Acordos de Cooperação e Facilitação avançam, mas são os mais adequados?


Brasil precisa definir qual modelo de acordo usar para atrair investimentos estrangeiros para o programa de concessões e as privatizações


  Por Michel Abdo Alaby 13 de Dezembro de 2021 às 14:31

  | Consultor de Comércio Exterior da Associação Comercial de São Paulo


As autoridades econômicas do Brasil estão procurando aumentar o escopo dos acordos de cooperação e facilitação de investimentos (ACFs) com vários países. Já foram fechados acordos bilaterais com 17 países, a saber:

- Angola: promulgado em outubro de 2017;
- Colômbia: aprovado, aguarda promulgação desde abril de 2018;
- Chile: aprovado, aguarda promulgação;
- Emirados Árabes Unidos: tramita na Câmara Federal;
- Equador: tramita na Câmara Federal;
- Etiópia: aprovado, aguarda promulgação;
- Guiana: tramita na Câmara Federal;
- Índia: Tramita na Câmara Federal;
- Malaui: aprovado, aguarda promulgação;
- Marrocos; tramita na Câmara Federal;
- Países do Mercosul (Argentina, Uruguai e Paraguai): promulgado em 2019;
- México: promulgado em setembro de 2019;
- Moçambique: aprovado, aguardando promulgação;
- Peru: aprovado, aguardando promulgação;
- Suriname: tramita no Senado.

Há entendimentos iniciais para celebrar acordos com os países do Sudeste Asiático e da Oceania. Pretende-se também ter um acordo no âmbito da Aladi para todos os 13 países integrantes, para facilitação de investimentos.

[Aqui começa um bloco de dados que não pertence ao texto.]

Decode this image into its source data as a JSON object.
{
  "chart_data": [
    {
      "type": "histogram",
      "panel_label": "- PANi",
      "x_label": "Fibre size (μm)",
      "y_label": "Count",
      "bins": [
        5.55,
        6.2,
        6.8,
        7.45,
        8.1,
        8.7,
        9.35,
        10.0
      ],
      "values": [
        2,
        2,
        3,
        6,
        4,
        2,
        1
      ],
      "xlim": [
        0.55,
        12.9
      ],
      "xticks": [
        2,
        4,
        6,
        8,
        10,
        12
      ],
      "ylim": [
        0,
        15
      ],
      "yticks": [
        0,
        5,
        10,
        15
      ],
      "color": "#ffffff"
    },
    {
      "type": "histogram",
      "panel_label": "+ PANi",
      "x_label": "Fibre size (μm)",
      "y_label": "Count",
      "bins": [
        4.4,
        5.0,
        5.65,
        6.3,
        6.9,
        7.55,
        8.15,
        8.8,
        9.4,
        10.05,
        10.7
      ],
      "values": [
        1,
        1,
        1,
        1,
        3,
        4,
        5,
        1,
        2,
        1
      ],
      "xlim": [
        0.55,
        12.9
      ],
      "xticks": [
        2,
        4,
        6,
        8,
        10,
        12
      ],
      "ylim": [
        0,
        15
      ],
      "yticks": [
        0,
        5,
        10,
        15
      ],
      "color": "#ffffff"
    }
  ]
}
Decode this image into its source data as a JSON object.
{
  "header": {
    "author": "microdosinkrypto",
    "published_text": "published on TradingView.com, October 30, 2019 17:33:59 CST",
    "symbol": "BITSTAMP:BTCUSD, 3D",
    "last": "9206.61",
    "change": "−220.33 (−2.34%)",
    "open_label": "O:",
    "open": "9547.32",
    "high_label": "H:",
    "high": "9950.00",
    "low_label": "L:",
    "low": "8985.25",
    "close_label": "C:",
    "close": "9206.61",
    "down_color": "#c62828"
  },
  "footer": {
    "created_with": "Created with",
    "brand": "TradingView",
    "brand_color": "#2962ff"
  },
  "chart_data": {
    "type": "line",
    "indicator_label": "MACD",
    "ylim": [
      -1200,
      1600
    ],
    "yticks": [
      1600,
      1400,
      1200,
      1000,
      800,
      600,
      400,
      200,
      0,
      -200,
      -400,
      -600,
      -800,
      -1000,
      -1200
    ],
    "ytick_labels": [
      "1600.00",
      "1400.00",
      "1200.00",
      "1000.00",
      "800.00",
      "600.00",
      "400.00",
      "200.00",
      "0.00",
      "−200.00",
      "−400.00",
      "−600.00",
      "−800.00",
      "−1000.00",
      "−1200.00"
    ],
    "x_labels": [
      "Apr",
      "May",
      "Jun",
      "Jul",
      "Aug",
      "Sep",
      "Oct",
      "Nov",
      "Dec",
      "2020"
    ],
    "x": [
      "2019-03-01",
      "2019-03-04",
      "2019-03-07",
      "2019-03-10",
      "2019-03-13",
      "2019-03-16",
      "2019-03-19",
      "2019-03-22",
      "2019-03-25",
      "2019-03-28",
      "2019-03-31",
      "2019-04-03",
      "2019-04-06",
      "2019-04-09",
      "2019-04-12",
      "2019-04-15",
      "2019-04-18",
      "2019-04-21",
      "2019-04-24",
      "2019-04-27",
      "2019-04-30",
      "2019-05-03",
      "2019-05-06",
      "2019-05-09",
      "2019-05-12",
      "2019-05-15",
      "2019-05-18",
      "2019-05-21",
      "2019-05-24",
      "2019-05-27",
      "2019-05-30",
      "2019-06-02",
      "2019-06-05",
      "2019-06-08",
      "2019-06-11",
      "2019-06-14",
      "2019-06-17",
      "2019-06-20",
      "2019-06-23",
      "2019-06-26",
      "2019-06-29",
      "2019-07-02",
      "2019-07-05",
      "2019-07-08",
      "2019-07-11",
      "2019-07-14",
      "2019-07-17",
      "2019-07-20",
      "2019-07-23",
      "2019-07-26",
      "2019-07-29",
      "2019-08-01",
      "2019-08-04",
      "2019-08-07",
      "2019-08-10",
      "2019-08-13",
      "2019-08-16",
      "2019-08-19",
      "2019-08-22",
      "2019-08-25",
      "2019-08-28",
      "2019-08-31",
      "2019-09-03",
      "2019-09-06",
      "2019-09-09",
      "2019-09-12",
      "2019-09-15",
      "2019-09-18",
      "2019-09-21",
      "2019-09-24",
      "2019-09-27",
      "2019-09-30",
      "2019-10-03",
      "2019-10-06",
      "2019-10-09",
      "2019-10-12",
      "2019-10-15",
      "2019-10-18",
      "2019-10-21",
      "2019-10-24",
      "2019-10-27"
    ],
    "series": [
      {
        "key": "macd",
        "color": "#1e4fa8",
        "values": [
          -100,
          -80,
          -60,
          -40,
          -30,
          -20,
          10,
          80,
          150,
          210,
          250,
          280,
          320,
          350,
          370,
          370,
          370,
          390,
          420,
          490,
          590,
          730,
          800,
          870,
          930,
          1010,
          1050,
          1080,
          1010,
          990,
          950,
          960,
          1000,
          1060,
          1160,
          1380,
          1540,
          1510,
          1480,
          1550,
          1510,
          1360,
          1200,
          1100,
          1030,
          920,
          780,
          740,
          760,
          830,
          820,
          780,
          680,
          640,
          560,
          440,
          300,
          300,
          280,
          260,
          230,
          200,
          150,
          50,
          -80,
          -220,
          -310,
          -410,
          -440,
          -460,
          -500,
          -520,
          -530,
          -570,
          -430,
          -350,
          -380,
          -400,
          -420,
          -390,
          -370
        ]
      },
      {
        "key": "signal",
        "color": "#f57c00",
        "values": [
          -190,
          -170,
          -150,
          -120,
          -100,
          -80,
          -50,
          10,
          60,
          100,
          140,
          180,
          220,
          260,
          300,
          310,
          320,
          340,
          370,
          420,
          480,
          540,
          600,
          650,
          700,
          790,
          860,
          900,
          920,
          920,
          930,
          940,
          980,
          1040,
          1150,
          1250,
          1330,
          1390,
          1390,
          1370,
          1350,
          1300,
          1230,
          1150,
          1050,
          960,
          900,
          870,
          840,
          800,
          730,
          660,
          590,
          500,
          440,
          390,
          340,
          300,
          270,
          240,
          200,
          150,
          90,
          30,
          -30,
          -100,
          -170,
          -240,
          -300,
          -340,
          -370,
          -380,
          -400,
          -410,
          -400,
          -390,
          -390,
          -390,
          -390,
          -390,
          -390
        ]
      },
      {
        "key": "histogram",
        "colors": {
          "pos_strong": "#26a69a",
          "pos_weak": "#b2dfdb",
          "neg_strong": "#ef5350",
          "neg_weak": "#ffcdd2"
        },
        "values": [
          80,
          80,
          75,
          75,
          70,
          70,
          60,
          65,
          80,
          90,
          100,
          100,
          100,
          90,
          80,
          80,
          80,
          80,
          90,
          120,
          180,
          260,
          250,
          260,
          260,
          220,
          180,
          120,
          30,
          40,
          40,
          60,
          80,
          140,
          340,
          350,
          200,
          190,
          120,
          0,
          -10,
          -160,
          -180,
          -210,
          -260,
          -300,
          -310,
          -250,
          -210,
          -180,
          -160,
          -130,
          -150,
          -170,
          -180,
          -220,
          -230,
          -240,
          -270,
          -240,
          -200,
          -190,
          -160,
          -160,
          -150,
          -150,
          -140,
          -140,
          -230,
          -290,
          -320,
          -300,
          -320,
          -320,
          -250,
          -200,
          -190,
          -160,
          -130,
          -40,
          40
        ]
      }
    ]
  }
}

No âmbito da Organização Mundial do Comércio (OMC), que envolve um grupo de mais de 100 países, o Brasil busca desenhar um acordo plurilateral. Estados Unidos, Canadá, União Europeia, Japão e China estão envolvidos.

Os ACFs são na realidade uma inovação brasileira. Eles não garantem a segurança jurídica efetiva aos investidores estrangeiros, pois não permite a eles levar um país à arbitragem internacional. Os ACFs só permitem disputas Estado contra Estado.

Mas os países em desenvolvimento aceitaram a formatação dos ACFs.

Já os acordos de proteção e promoção recíproca de investimentos preveem a cláusula de arbitragem, por estarem mais próximos da exigência dos países desenvolvidos.

Para um país que necessita de investimentos estrangeiros para o programa de concessões e as privatizações, como o Brasil, será necessário verificar qual modelo é mais apropriado.

Esse é um tema para reflexão. Existem apoiadores dos ACFs e dos acordos para proteção e promoção recíproca de investimentos.